Facts and Knowledge in Democratic Politics
The way in which participants in political debate make use of facts has changed in the past few years. Emergent technologies have made it easier for the public to access information relevant to political decisions, and platforms have emerged that allow people to generate alternatives to established media. Though these are welcome developments, a new set of challenges to how we conduct politics has emerged alongside them. The sheer volume of information now available has made it harder, in some cases, to establish the veracity and quality of the data that we have access to, and (in the short term at least) has led to the emergence of online ‘echo chambers’ and the proliferation of ‘fake news’. It appears that the deep divides in many societies are being exacerbated by notionally factual disputes and that the public are becoming increasingly mistrustful of established sources of information and, by extension, each other. It remains unclear how these developments will play out – for example what the main sources of news and information will be in a decade – but even as the situation develops it is worth re-appraising the ways in which different political theories treat disputes about matters of fact.
In light of these developments, the workshop will explore the obligations that different actors have when engaging in such disputes, and the role that empirical evidence ought to play in political deliberation and the justification of laws. For citizens these obligations might include the requirement to inform themselves adequately, or not to mislead others when advocating changes in the law; for the state and larger institutions such as those in the media they are likely to involve the handling of data and the presentation of facts.
The nature of these obligations will bear upon the way that we approach established theories of democracy and political legitimacy. The workshop will look to explore the way that existing theories might be adapted to respond to changes in the way that knowledge is formed and exchanged. It will also deal with ongoing debates around factual knowledge in democratic theory such as the status of expert knowledge that is not accessible or comprehensible to the vast majority of the population, and the ethics of lying or misleading in politics.
This workshop aims to bring together theorists working in all areas of political theory who address these issues. Submissions are welcome from scholars at all career stages. Submissions are encouraged from, but need not be limited to, theorists who:
- Have an interest in specific theories of democracy, especially epistemic defences of democracy.

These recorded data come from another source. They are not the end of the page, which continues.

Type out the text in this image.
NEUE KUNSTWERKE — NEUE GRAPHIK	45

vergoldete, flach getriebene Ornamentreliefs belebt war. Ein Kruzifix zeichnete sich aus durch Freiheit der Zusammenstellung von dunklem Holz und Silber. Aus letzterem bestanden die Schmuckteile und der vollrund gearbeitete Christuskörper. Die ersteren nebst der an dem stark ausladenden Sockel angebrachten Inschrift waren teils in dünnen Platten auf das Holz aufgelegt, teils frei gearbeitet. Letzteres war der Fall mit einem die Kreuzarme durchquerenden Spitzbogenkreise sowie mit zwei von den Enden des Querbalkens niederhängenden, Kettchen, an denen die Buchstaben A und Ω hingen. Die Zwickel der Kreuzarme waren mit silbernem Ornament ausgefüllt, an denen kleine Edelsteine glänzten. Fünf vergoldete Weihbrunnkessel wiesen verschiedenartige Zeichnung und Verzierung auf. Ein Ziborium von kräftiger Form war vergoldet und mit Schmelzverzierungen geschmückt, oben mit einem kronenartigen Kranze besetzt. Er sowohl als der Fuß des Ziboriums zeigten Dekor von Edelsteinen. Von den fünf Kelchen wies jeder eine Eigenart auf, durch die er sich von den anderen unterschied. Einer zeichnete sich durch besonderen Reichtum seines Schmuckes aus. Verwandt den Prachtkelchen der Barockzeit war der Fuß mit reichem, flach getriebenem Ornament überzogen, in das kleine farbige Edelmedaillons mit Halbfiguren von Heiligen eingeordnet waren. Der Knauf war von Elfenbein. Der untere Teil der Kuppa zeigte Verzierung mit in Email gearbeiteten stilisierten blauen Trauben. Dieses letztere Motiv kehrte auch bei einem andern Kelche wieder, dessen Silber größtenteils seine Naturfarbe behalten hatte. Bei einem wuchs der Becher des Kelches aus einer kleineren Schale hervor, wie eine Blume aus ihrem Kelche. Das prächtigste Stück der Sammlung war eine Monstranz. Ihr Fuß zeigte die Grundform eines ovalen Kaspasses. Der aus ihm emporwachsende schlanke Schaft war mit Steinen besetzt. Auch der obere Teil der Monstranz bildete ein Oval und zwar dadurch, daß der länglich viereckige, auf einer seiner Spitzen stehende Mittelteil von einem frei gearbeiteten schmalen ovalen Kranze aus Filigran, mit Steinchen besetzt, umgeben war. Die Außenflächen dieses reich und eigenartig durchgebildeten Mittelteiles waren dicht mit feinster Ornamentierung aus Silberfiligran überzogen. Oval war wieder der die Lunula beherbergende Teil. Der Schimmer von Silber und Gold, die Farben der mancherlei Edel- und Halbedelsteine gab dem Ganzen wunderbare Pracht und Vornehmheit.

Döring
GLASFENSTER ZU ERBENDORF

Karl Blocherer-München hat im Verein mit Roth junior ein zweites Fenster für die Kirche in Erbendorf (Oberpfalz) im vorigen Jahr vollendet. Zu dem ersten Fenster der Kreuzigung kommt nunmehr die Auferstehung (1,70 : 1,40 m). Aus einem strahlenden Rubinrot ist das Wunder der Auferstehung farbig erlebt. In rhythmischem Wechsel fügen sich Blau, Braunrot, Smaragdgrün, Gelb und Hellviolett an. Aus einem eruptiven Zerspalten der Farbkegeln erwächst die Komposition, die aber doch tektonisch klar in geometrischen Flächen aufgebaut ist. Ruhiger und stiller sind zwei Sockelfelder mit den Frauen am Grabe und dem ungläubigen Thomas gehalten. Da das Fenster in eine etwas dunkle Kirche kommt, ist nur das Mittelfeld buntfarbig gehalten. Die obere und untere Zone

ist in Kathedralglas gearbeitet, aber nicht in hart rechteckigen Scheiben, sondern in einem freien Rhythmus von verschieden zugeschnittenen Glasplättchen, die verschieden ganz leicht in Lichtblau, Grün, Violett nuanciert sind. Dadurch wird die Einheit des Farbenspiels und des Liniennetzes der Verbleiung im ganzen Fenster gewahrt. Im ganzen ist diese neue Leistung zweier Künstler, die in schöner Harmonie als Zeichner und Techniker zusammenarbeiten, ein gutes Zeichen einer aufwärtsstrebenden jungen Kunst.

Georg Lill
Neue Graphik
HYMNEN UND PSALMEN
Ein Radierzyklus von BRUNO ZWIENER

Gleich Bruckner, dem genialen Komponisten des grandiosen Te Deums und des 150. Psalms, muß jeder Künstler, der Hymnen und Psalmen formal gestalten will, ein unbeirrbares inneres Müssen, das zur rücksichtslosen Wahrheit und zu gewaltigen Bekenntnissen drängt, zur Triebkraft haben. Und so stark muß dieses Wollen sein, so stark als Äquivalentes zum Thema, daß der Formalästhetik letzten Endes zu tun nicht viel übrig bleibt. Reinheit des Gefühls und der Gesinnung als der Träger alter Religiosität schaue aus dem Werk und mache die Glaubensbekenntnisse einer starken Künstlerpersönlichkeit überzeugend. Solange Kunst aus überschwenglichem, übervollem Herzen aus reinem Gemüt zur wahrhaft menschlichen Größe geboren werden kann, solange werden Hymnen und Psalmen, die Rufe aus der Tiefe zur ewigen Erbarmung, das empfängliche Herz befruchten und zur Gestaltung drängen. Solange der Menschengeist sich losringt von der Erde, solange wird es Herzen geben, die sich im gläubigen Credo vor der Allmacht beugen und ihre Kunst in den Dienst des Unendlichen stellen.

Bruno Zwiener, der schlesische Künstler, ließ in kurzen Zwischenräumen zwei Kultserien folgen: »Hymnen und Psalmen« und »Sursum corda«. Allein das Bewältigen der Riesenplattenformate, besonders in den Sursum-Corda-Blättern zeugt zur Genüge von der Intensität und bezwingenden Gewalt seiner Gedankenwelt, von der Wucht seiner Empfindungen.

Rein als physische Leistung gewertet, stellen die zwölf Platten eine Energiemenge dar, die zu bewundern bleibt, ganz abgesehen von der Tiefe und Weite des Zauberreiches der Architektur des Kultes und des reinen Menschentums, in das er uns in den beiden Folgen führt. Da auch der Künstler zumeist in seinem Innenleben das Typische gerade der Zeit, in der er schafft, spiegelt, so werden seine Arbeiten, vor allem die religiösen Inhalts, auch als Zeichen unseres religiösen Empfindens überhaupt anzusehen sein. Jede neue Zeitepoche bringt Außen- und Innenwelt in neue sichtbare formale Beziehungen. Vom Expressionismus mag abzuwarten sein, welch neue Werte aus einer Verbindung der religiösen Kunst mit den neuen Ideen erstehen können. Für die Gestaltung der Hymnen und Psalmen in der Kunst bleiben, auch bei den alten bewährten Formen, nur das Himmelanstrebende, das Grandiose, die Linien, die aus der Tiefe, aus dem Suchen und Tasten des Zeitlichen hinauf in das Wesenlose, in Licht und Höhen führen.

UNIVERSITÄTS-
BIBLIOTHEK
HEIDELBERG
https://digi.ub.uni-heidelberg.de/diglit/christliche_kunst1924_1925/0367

- Are engaged in debates around citizenship and political participation.
- Are engaged in debates about the justification and legitimacy of laws.
- Work on the ethics of lying and deceit in politics.
- Are concerned with the dissemination of facts and the construction of knowledge, and broader concepts such as ‘propaganda’.
- Have an interest in epistemological discussions about the formation of knowledge relevant to politics.
Successful applicants will be allocated a one-hour slot at the workshop. Papers will be pre-circulated at least one week beforehand, and should be no longer than 5000 words.
To apply to participate in this workshop, please submit an abstract of no more than 500 words outlining your proposed paper, prepared for blind review, to email@example.com by Friday 19th May.
If you have any further questions feel free to get in contact via the email address above.
Andrew Reid (University of Leicester)
Please note that the cost of registration for the MANCEPT workshops this year is £230 for academics and £135 for graduate students or retirees. There are a limited number of bursaries available, details here, the deadline for which is June 16th. Successful applicants to this workshop will be notified in plenty of time to allow them to put together an application for a bursary.